Those of us whose childhood experiences with technological upgrades in the schools involved little more than mimeograph machines replaced by photocopiers may find an upcoming Scottsdale school capital budget override election a bit daunting, though necessary.
District officials want voters in November to approve $82 million for computers, textbooks, furniture and playground equipment. As the Tribune’s Andrea Falkenhagen reported Wednesday, that includes making wireless Internet access available to every high schooler via classrooms and laptops. It will also include installing interactive digital white boards, which, it is assumed, won’t involve chalk dust.
This is a far cry from earlier generations’ heady hightech experience of sniffing a freshly copied set of quiz questions and feeling jealous after graduating upon learning that they put telephones and television screens on classroom walls.
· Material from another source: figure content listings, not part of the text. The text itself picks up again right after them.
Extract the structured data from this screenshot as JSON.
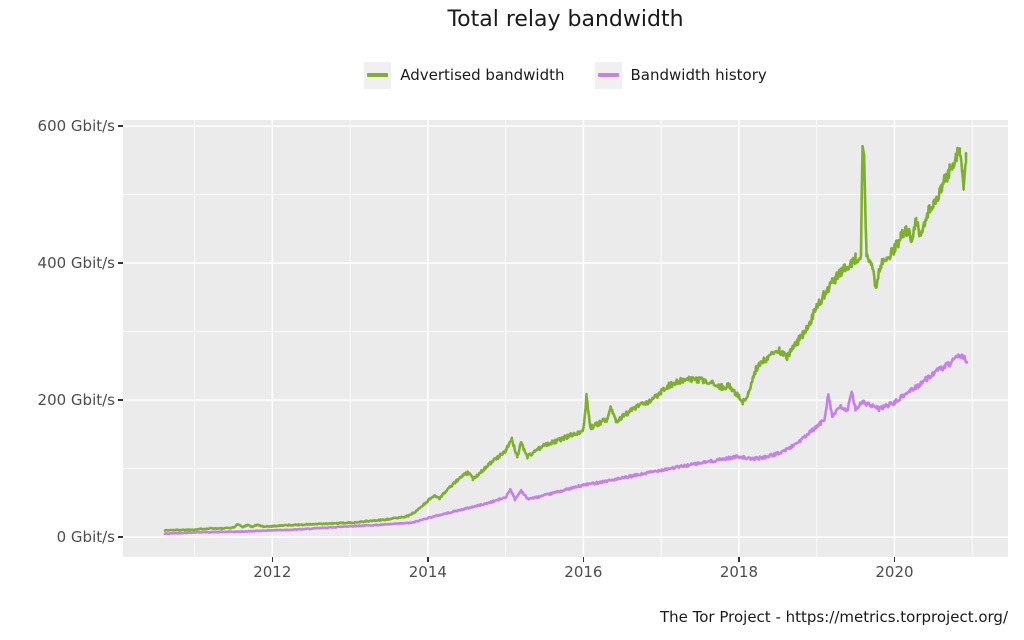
{
  "page": {
    "title": "Total relay bandwidth",
    "footer": "The Tor Project - https://metrics.torproject.org/"
  },
  "legend": {
    "items": [
      {
        "label": "Advertised bandwidth",
        "color": "#7DB228"
      },
      {
        "label": "Bandwidth history",
        "color": "#C77DF3"
      }
    ]
  },
  "chart_data": {
    "type": "line",
    "title": "Total relay bandwidth",
    "xlabel": "",
    "ylabel": "",
    "unit": "Gbit/s",
    "grid": true,
    "legend_position": "top-center",
    "panel_bg": "#EBEBEB",
    "grid_color": "#FFFFFF",
    "x_axis": {
      "range": [
        2010.08,
        2021.46
      ],
      "major_ticks": [
        2012,
        2014,
        2016,
        2018,
        2020
      ],
      "minor_ticks": [
        2011,
        2013,
        2015,
        2017,
        2019,
        2021
      ],
      "tick_labels": [
        "2012",
        "2014",
        "2016",
        "2018",
        "2020"
      ]
    },
    "y_axis": {
      "range": [
        -29,
        609
      ],
      "major_ticks": [
        0,
        200,
        400,
        600
      ],
      "minor_ticks": [
        100,
        300,
        500
      ],
      "tick_labels": [
        "0 Gbit/s",
        "200 Gbit/s",
        "400 Gbit/s",
        "600 Gbit/s"
      ]
    },
    "series": [
      {
        "name": "Advertised bandwidth",
        "color": "#7DB228",
        "noise_base": 0.5,
        "noise_rel": 0.018,
        "seed": 1337,
        "keypoints": [
          [
            2010.62,
            10
          ],
          [
            2010.8,
            10.5
          ],
          [
            2011.0,
            11
          ],
          [
            2011.2,
            13
          ],
          [
            2011.35,
            12.5
          ],
          [
            2011.5,
            14
          ],
          [
            2011.56,
            19
          ],
          [
            2011.62,
            14.5
          ],
          [
            2011.68,
            18
          ],
          [
            2011.74,
            15
          ],
          [
            2011.8,
            18
          ],
          [
            2011.88,
            15.5
          ],
          [
            2012.0,
            16
          ],
          [
            2012.2,
            17.5
          ],
          [
            2012.45,
            18.5
          ],
          [
            2012.7,
            19.5
          ],
          [
            2013.0,
            21
          ],
          [
            2013.2,
            23
          ],
          [
            2013.4,
            25
          ],
          [
            2013.6,
            28
          ],
          [
            2013.75,
            31
          ],
          [
            2013.85,
            38
          ],
          [
            2013.95,
            48
          ],
          [
            2014.0,
            53
          ],
          [
            2014.08,
            61
          ],
          [
            2014.15,
            57
          ],
          [
            2014.3,
            75
          ],
          [
            2014.45,
            90
          ],
          [
            2014.52,
            94
          ],
          [
            2014.58,
            85
          ],
          [
            2014.65,
            92
          ],
          [
            2014.8,
            108
          ],
          [
            2014.9,
            116
          ],
          [
            2015.0,
            127
          ],
          [
            2015.08,
            142
          ],
          [
            2015.15,
            118
          ],
          [
            2015.2,
            138
          ],
          [
            2015.28,
            117
          ],
          [
            2015.38,
            126
          ],
          [
            2015.5,
            134
          ],
          [
            2015.65,
            140
          ],
          [
            2015.8,
            147
          ],
          [
            2015.95,
            154
          ],
          [
            2016.0,
            157
          ],
          [
            2016.04,
            205
          ],
          [
            2016.09,
            160
          ],
          [
            2016.2,
            166
          ],
          [
            2016.3,
            172
          ],
          [
            2016.35,
            190
          ],
          [
            2016.42,
            170
          ],
          [
            2016.55,
            180
          ],
          [
            2016.7,
            191
          ],
          [
            2016.85,
            197
          ],
          [
            2017.0,
            213
          ],
          [
            2017.1,
            222
          ],
          [
            2017.25,
            228
          ],
          [
            2017.4,
            230
          ],
          [
            2017.55,
            228
          ],
          [
            2017.65,
            224
          ],
          [
            2017.78,
            219
          ],
          [
            2017.88,
            221
          ],
          [
            2017.97,
            209
          ],
          [
            2018.05,
            196
          ],
          [
            2018.12,
            208
          ],
          [
            2018.22,
            245
          ],
          [
            2018.32,
            258
          ],
          [
            2018.42,
            268
          ],
          [
            2018.52,
            272
          ],
          [
            2018.62,
            262
          ],
          [
            2018.72,
            280
          ],
          [
            2018.82,
            296
          ],
          [
            2018.92,
            315
          ],
          [
            2019.0,
            336
          ],
          [
            2019.1,
            355
          ],
          [
            2019.2,
            372
          ],
          [
            2019.3,
            385
          ],
          [
            2019.4,
            397
          ],
          [
            2019.5,
            407
          ],
          [
            2019.57,
            412
          ],
          [
            2019.59,
            578
          ],
          [
            2019.61,
            565
          ],
          [
            2019.64,
            412
          ],
          [
            2019.7,
            404
          ],
          [
            2019.76,
            366
          ],
          [
            2019.82,
            395
          ],
          [
            2019.9,
            408
          ],
          [
            2020.0,
            420
          ],
          [
            2020.08,
            438
          ],
          [
            2020.15,
            450
          ],
          [
            2020.22,
            438
          ],
          [
            2020.28,
            461
          ],
          [
            2020.33,
            436
          ],
          [
            2020.4,
            466
          ],
          [
            2020.5,
            487
          ],
          [
            2020.6,
            509
          ],
          [
            2020.68,
            528
          ],
          [
            2020.75,
            545
          ],
          [
            2020.8,
            559
          ],
          [
            2020.84,
            565
          ],
          [
            2020.87,
            537
          ],
          [
            2020.89,
            513
          ],
          [
            2020.92,
            552
          ]
        ]
      },
      {
        "name": "Bandwidth history",
        "color": "#C77DF3",
        "noise_base": 0.4,
        "noise_rel": 0.015,
        "seed": 42,
        "keypoints": [
          [
            2010.62,
            5
          ],
          [
            2010.8,
            6
          ],
          [
            2011.0,
            7
          ],
          [
            2011.3,
            7.5
          ],
          [
            2011.6,
            8
          ],
          [
            2012.0,
            10
          ],
          [
            2012.3,
            11
          ],
          [
            2012.6,
            13
          ],
          [
            2013.0,
            16
          ],
          [
            2013.4,
            18
          ],
          [
            2013.8,
            21
          ],
          [
            2014.0,
            28
          ],
          [
            2014.25,
            35
          ],
          [
            2014.5,
            42
          ],
          [
            2014.75,
            49
          ],
          [
            2015.0,
            58
          ],
          [
            2015.06,
            70
          ],
          [
            2015.12,
            55
          ],
          [
            2015.2,
            68
          ],
          [
            2015.28,
            56
          ],
          [
            2015.4,
            58
          ],
          [
            2015.5,
            61
          ],
          [
            2015.7,
            67
          ],
          [
            2015.9,
            73
          ],
          [
            2016.0,
            76
          ],
          [
            2016.25,
            81
          ],
          [
            2016.5,
            86
          ],
          [
            2016.75,
            92
          ],
          [
            2017.0,
            98
          ],
          [
            2017.25,
            103
          ],
          [
            2017.5,
            108
          ],
          [
            2017.75,
            113
          ],
          [
            2018.0,
            118
          ],
          [
            2018.15,
            114
          ],
          [
            2018.3,
            116
          ],
          [
            2018.5,
            122
          ],
          [
            2018.65,
            130
          ],
          [
            2018.8,
            142
          ],
          [
            2019.0,
            161
          ],
          [
            2019.1,
            172
          ],
          [
            2019.15,
            210
          ],
          [
            2019.2,
            176
          ],
          [
            2019.3,
            190
          ],
          [
            2019.4,
            185
          ],
          [
            2019.45,
            212
          ],
          [
            2019.5,
            188
          ],
          [
            2019.6,
            197
          ],
          [
            2019.7,
            192
          ],
          [
            2019.8,
            187
          ],
          [
            2019.9,
            192
          ],
          [
            2020.0,
            196
          ],
          [
            2020.1,
            205
          ],
          [
            2020.2,
            214
          ],
          [
            2020.3,
            221
          ],
          [
            2020.4,
            230
          ],
          [
            2020.5,
            239
          ],
          [
            2020.6,
            246
          ],
          [
            2020.7,
            252
          ],
          [
            2020.8,
            261
          ],
          [
            2020.85,
            266
          ],
          [
            2020.9,
            262
          ],
          [
            2020.93,
            258
          ]
        ]
      }
    ]
  }
}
They only allowed public television to be shown, right?
The gee-whiz factor to gadgetry is apparently still there now. The district’s information technology director, Ernie Nicely, told Falkenhagen that what they tried to do “was think, what would Disney do in terms of designing a classroom, because the classroom is at the center of our plan.”
Disney’s apparently come a long way since when its only presence in schools was Donald Duck glowering from the side of a lunch box.
It’s all because the state’s funding formula for public schools doesn’t do enough to meet youngsters’ educational needs. Districts such as Scottsdale have to go to voters for items once considered to be “bells and whistles” but now are the heart and soul of what it takes to teach children to prepare for 21st century lives and careers.
And so the district asks voters to approve another override, another extension of taxes from a funding formula that gets more out of whack with each passing year, keeping the original increase in taxes first asked of us somewhere in the mists of time from ever going away at last.
Wouldn’t it be wonderful if the funding formula, last updated in 1980, were updated by the Legislature at least as often as the latest version of a computer’s operating system, so people wouldn’t have to vote on it all the time? So long as the district gets a good price on these computers, what could possibly be at issue in such an election? Who else but a Luddite would say that students don’t need to learn the latest technology, that the outdated stuff will do them just fine in college and career?
And, funny, isn’t it? The city reports that of every Scottsdale resident’s property-tax dollar, 54 cents goes to the school district. Only 11 cents goes to the city. Why is it, then, that the city gets the majority of the tax-hike complaints?